The U.S. Department of Justice filed a suit on Tuesday to block the proposed airline merger.
The Consumer Travel Alliance, a nonprofit that seeks to give consumers a voice in transportation issues, praised the U.S. Department of Justice for filing the suit.
CTA has opposed the merger since it was announced in February, arguing it would offer consumers no new benefits or flight destinations, and would impose higher airfares and fees.
If the merger goes through, the new company would become the nation's largest air carrier.
A Government Accountability Office review released on June 19, said the merger would reduce competition on more than 1,600 airline routes, used by more than 53 million passengers annually.
That would be a greater loss in competition, the GAO report states, than the loss created by the merger of United Airlines and Continental Airlines in 2010.
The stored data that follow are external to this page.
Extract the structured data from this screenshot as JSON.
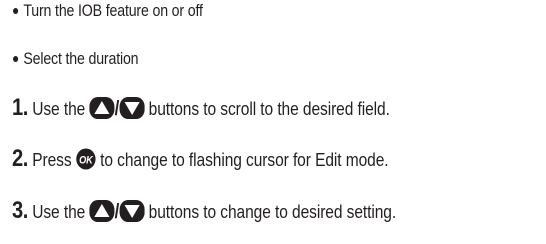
{
  "bullets": [
    {
      "text": "Turn the IOB feature on or off"
    },
    {
      "text": "Select the duration"
    }
  ],
  "steps": [
    {
      "number": "1.",
      "text_before": "Use the",
      "slash": "/",
      "text_after": "buttons to scroll to the desired field.",
      "icons": [
        "up-arrow-button-icon",
        "down-arrow-button-icon"
      ]
    },
    {
      "number": "2.",
      "text_before": "Press",
      "ok_label": "OK",
      "text_after": "to change to flashing cursor for Edit mode.",
      "icons": [
        "ok-button-icon"
      ]
    },
    {
      "number": "3.",
      "text_before": "Use the",
      "slash": "/",
      "text_after": "buttons to change to desired setting.",
      "icons": [
        "up-arrow-button-icon",
        "down-arrow-button-icon"
      ]
    }
  ],
  "colors": {
    "text": "#231f20",
    "icon_fill": "#231f20"
  }
}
"The last decade has seen the U.S. airline industry go through a dramatic restructuring." Rockefeller said, during a June 19, hearing of the Senate Subcommittee on Aviation Operations, Safety and Security. "Today, we examine the latest chapter in this story -- the proposed merger of American Airlines and US Airways into the nation's largest airline."
"Consolidation was a necessary evil -- no industry sector could sustain year after year of multi-billion dollar losses. Although more carriers often meant more options for travelers, a weak and unstable industry was bad for our economy, our communities, passengers, and airline employees," Rockefeller said.
The key question raised by the pending merger, Rockefeller said, was "whether this latest, and perhaps final, round of consolidation will bring the long sought stability and the benefits that come with it -- or whether instead it will bring fewer choices and higher fares for consumers."
During the hearing, Rockefeller discussed the negative aspects of airline mergers.
"No one knows this better than airline employees who have been battered by merger after merger. They have lost jobs, wages, benefits, and, in many cases, their pensions.
"Customer service has suffered. Routes have been cut to small and rural communities leaving them with fewer choices or worse -- no service at all.